Für eine solche Klage ist allerdings der bedachte Vermächtnisnehmer in vollem Umfang darlegungs- und beweisbelastet. Er ist derjenige, der auf Grund des lückenhaften Testaments bildlich gesprochen gegen den Strom schwimmt. So ist von ihm darzulegen und zu beweisen, (1.) dass das Testament eine Lücke enthält, (2.) dass es sich um eine unbewusste, d. h. nicht von vornherein gesehene und in Kauf genommene Lücke handelt, (3.) was der Erblasser angeordnet hätte, wenn er die Lücke gesehen hätte („Ermittlung des hypothetischen Willens im Wege des Weiter- und zu Ende Denkens des Testaments“) und (4.) dass der in dem dritten Schritt ermittelte unterstelle Wille aus dem Testament wenigstens andeutungsweise hervorgeht. Nur und erst wenn der Richter bei allen vier Schritten überzeugt werden kann, hat die Klage Erfolg. Anderenfalls trägt der Kläger die gesamten Kosten des Verfahrens, d. h. die Gerichtskosten und die Anwaltskosten sowohl seines eigenen wie auch des gegnerischen Anwalts. Problematisch ist insoweit, dass jeder der vier Schritte angreifbar ist und im Rahmen derartiger gerichtlicher Verfahren regelmäßig auch angegriffen wird.

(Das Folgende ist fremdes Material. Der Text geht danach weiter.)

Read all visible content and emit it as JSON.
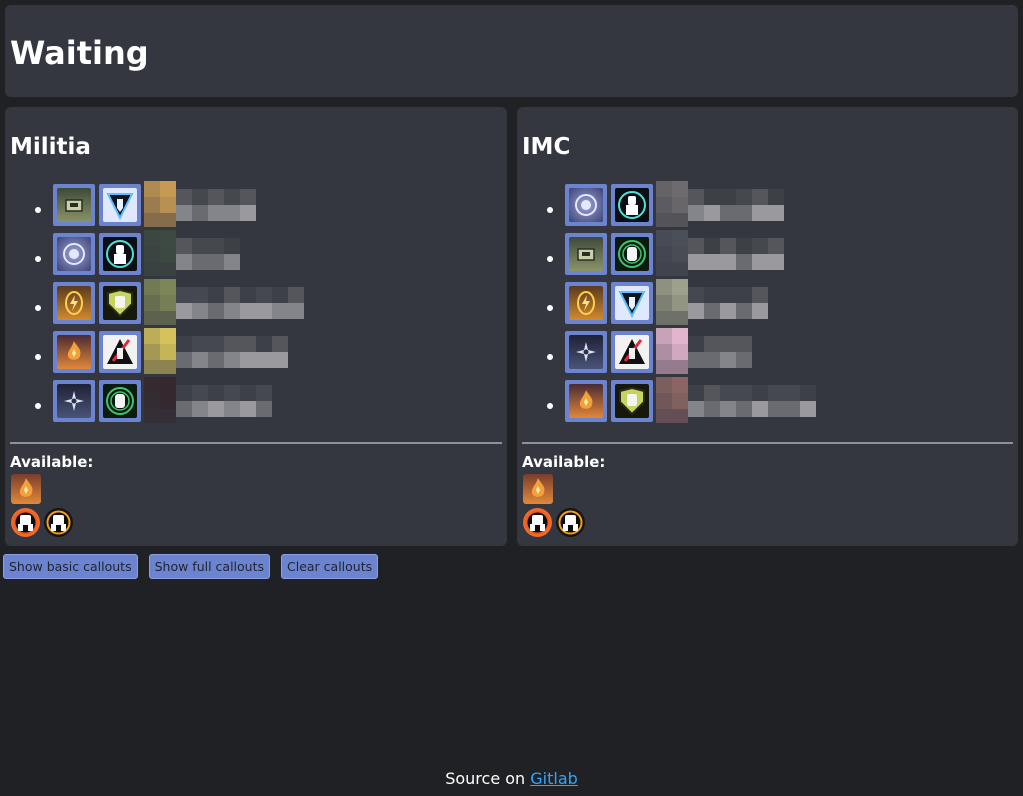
{
  "status": {
    "title": "Waiting"
  },
  "teams": [
    {
      "name": "Militia",
      "players": [
        {
          "kit_icon": "ammo-crate-icon",
          "titan_icon": "northstar-titan-icon",
          "name_color": "#c69a55"
        },
        {
          "kit_icon": "shield-drone-icon",
          "titan_icon": "ion-titan-icon",
          "name_color": "#3d4a42"
        },
        {
          "kit_icon": "electric-smoke-icon",
          "titan_icon": "legion-titan-icon",
          "name_color": "#7c8658"
        },
        {
          "kit_icon": "firestar-icon",
          "titan_icon": "ronin-titan-icon",
          "name_color": "#d6c25c"
        },
        {
          "kit_icon": "shuriken-icon",
          "titan_icon": "monarch-titan-icon",
          "name_color": "#35282e"
        }
      ],
      "available": {
        "label": "Available:",
        "kits": [
          "firestar-icon"
        ],
        "titans": [
          "scorch-titan-icon",
          "tone-titan-icon"
        ]
      }
    },
    {
      "name": "IMC",
      "players": [
        {
          "kit_icon": "shield-drone-icon",
          "titan_icon": "ion-titan-icon",
          "name_color": "#6e6b6f"
        },
        {
          "kit_icon": "ammo-crate-icon",
          "titan_icon": "monarch-titan-icon",
          "name_color": "#4b4f58"
        },
        {
          "kit_icon": "electric-smoke-icon",
          "titan_icon": "northstar-titan-icon",
          "name_color": "#9da08c"
        },
        {
          "kit_icon": "shuriken-icon",
          "titan_icon": "ronin-titan-icon",
          "name_color": "#e2b5cc"
        },
        {
          "kit_icon": "firestar-icon",
          "titan_icon": "legion-titan-icon",
          "name_color": "#8a6564"
        }
      ],
      "available": {
        "label": "Available:",
        "kits": [
          "firestar-icon"
        ],
        "titans": [
          "scorch-titan-icon",
          "tone-titan-icon"
        ]
      }
    }
  ],
  "buttons": {
    "basic": "Show basic callouts",
    "full": "Show full callouts",
    "clear": "Clear callouts"
  },
  "footer": {
    "prefix": "Source on",
    "link": "Gitlab"
  },
  "colors": {
    "panel": "#353740",
    "background": "#202124",
    "accent": "#6c84cf",
    "link": "#2ea6ff"
  }
}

Im konkreten Fall hatte der Patensohn Erfolg, auch wenn ihn das gesamte Verfahren viel Zeit und Nerven gekostet hatte. Gleichwohl sollten derartige Verfahren tunlichst bereits im Keim vermieden und Testamente gerade nicht auslegungsbedürftig sein. Wenn es aber – wie in der Praxis häufig – doch zu Auslegungsprozessen kommt, haben sie doch ein Gutes. Sie sind wichtig, weil sie die Sichtweise des prozessführenden Rechtsanwalts schärfen und er den so gewonnenen Erfahrungsschatz spiegelbildlich für die Gestaltung streitvermeidender und gerade nicht auslegungsbedürftiger Testamente nutzen kann.